The bulk of the political messaging on his stations—both in “paid” and “earned” media, according to Roman—has been focused on the economy, a particularly contentious topic in Nevada, with its highest-in-the-nation unemployment rate and also-high foreclosure and personal bankruptcy rates. Many of the ads consist simply of translations into Spanish of what’s aired in the English-language media. That said, the hot topic of immigration isn’t being ignored.
“Several of the [ad] messages do refer to immigration. That’s something that doesn’t come up in English-language advertising,” he observed. “And it’s on both sides.”
Roman pointed to a commercial sponsored by Nevada Hispanics, an arm of the conservative dark-money group American Principles in Action. (In June, I wrote about the launch of this group, its opaque funding, and its initial messages and the holes therein.)

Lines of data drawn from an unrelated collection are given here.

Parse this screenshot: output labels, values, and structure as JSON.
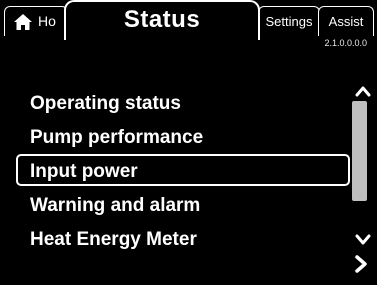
{
  "tabs": {
    "home_label": "Ho",
    "status_label": "Status",
    "settings_label": "Settings",
    "assist_label": "Assist"
  },
  "version": "2.1.0.0.0.0",
  "menu": {
    "items": [
      {
        "label": "Operating status"
      },
      {
        "label": "Pump performance"
      },
      {
        "label": "Input power"
      },
      {
        "label": "Warning and alarm"
      },
      {
        "label": "Heat Energy Meter"
      }
    ],
    "selected_index": 2
  },
  "scrollbar": {
    "position_fraction": 0.0,
    "visible_fraction": 0.77
  },
  "icons": {
    "home": "house-icon",
    "scroll_up": "chevron-up-icon",
    "scroll_down": "chevron-down-icon",
    "next": "chevron-right-icon"
  }
}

“The theme of [the ad] was, ‘With friends like this, who needs enemies?’” Roman explained. “It called out Obama on his executive order [on immigration] as only a temporary solution that doesn’t in any way guarantee legal status.”
Roman predicted that by November 6, political advertisers of all shades will have spent “well over $3 million” on his stations. That’s more than double the spending in 2008.
It’s an open question whether or how the messaging deluge will influence Nevadans’ Election Day decisions. Meantime, Roman is looking to have a more direct influence, championing the Univision network’s “Ya es hora”—in English, “Now’s the time”—campaign encouraging Hispanics to become US citizens, register to vote, and get engaged in the political process.
“Every group of people has something to contribute,” he told me, his voice cracking with emotion. “I’ve seen how we’ve contributed to the greater good of this republic. I think if we are part of the conversation, if we put our two cents in to determine the road that our country takes, I think that we’ll be better for it.”